Arrivés sur le quai de la gare de ce village de 30 maisons, le grand gars avec un chandail du Canadien de Montréal (C’est un amoureux du Québec), nous attend pour souper. Pour l’occasion, il a invité quelques amis, sa mère et Éric et Catherine, ce couple qui m’a hébergé il y a 19 ans lors de mon séjour de voyageuse en Suisse. Le micro-appartement où logent mon hôte et sa superbe copine, Elena, ne peut contenir autant de monde. Aucun problème, on prend la table dans la salle communautaire du village qui se trouve dans l’église débarrée et on l’installe dans la rue, à côté du BBQ! Les automobilistes n’ont qu’à prendre un autre chemin…ce qu’ils font! Ah ces montagnards, comme je les aime. Cette mise en place, directement à côté de la fontaine du village,  est trop parfaite. C’est l’heure de boire ce blanc italien du Piémont que j’ai déniché dans une cave cachée au fond du Monferrato situé entre Alba et Asti. La Crus 2013 est un assemblage de Chardonnay et de Sauvignon blanc qui propose aussi bien la vivacité que la rondeur. Voilà un heureux mélange qui plaît à la bande de joyeux lurons qui occupent la rue de manière bien assumée.

Voilà, la pluie se met de la partie avant de passer à table! Oups, comment faire? « Aucun problème groupe. On va souper dans la buanderie, c’est tout », me lâche le gaillard avec son accent vaudois à couper au couteau. Il faut souligner que la buanderie de l’immeuble est plus grande que son logis. Avant de passer à table, il décide de me montrer quelques bouteilles qu’il garde de partout dans le monde. Vins, Scotchs, Champagnes, rhum, eau-de-vie et une superbe collection de vins du Canton de Vaud composent sa cave.  Fier de ses origines, il m’explique une vérité toute simple mais que l’on doit savoir si l’on veut prétendre connaître les vins suisses : si le vin fait à base du cépage Chasselas est fait dans le canton de Vaud, on l’appelle alors le Chasselas. S’il est fait dans le canton voisin du Valais, avec le même cépage, il se nommera Fendant. Il ne faut jamais mélanger cette notion. « C’est clair? » s’informe-t-il plutôt inquiet. Il est certain que je ne l’oublierai pas! Surtout pas après m’être délectée d’un Chasselas de l’Abbaye de Salaz, situé tout près de Gryon. J’aurai la chance de déguster une Syrah bien poivrée du même endroit lors du repas de grillades.

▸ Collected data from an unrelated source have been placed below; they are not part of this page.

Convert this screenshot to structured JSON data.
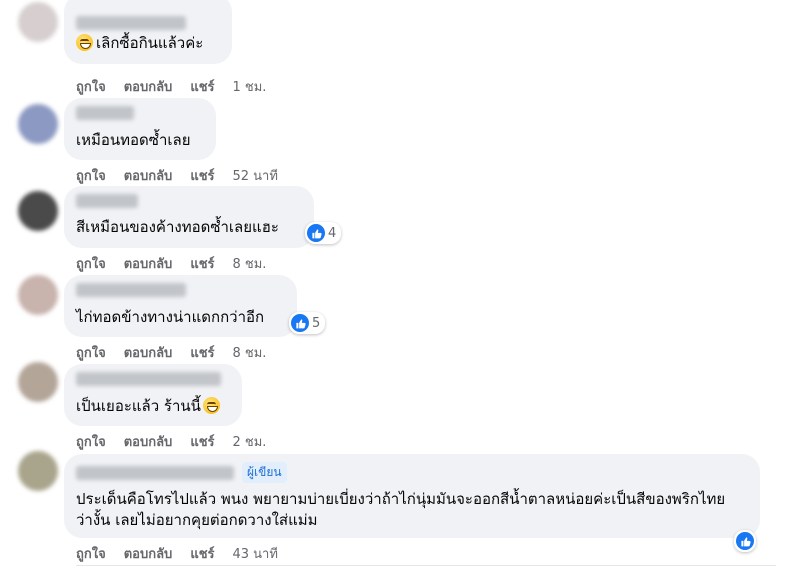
{
  "actions": {
    "like": "ถูกใจ",
    "reply": "ตอบกลับ",
    "share": "แชร์"
  },
  "author_badge": "ผู้เขียน",
  "comments": [
    {
      "text": "เลิกซื้อกินแล้วค่ะ",
      "time": "1 ชม.",
      "avatar_color": "#d7cfcf",
      "has_emoji_prefix": true
    },
    {
      "text": "เหมือนทอดซ้ำเลย",
      "time": "52 นาที",
      "avatar_color": "#8c99c2"
    },
    {
      "text": "สีเหมือนของค้างทอดซ้ำเลยแฮะ",
      "time": "8 ชม.",
      "avatar_color": "#4a4a4a",
      "reactions": "4"
    },
    {
      "text": "ไก่ทอดข้างทางน่าแดกกว่าอีก",
      "time": "8 ชม.",
      "avatar_color": "#c8b3ad",
      "reactions": "5"
    },
    {
      "text": "เป็นเยอะแล้ว ร้านนี้",
      "time": "2 ชม.",
      "avatar_color": "#b3a598",
      "has_emoji_suffix": true
    },
    {
      "text": "ประเด็นคือโทรไปแล้ว พนง พยายามบ่ายเบี่ยงว่าถ้าไก่นุ่มมันจะออกสีน้ำตาลหน่อยค่ะเป็นสีของพริกไทยว่างั้น เลยไม่อยากคุยต่อกดวางใส่แม่ม",
      "time": "43 นาที",
      "avatar_color": "#a9a58c",
      "is_author": true
    }
  ]
}
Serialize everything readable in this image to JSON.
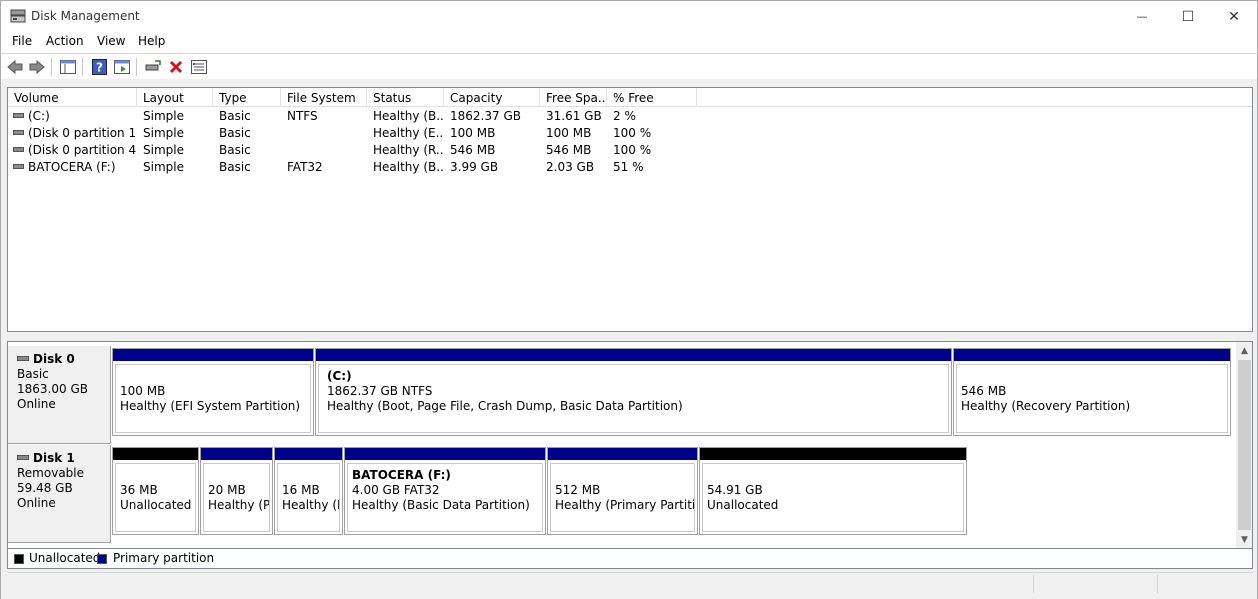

Ce soir-là, entourés de laveuses et de sécheuses, nous avons enfilé quelques rouges d’Italie, du Valais, de Vaud et de France. Nous avons terminé le dessert avec un joli Pineau des Charentes avant de « snuffer » (Allemand). Oui, c’est la tradition chez Jérôme, à la fin du repas, on prend une dose de tabac à priser ou si vous préférez, à « sniffer »! « Mieux vaut une mortelle prisée qu’une crouille pinée » ont-ils entonné en cœur avant de renifler ce tabac aromatisé à la cannelle. J’ai compris le début de la phrase, mais je cherche toujours la signification de la « crouille pinée » …

Ce soir là j’ai terminé la soirée à discuter avec Jérôme à 3 h du matin, les pieds dans la fontaine en dégustant un verre d’absinthe. Quand le clocher de l’église, qui est pratiquement à la hauteur de la fontaine en raison de la pente du village, a sonné quatre coups bien francs, j’ai décidé d’aller dormir. Comme je le fais depuis près de 19 ans, encore et encore je retournerai à Gryon, petit paradis où j’ai de vrais amis.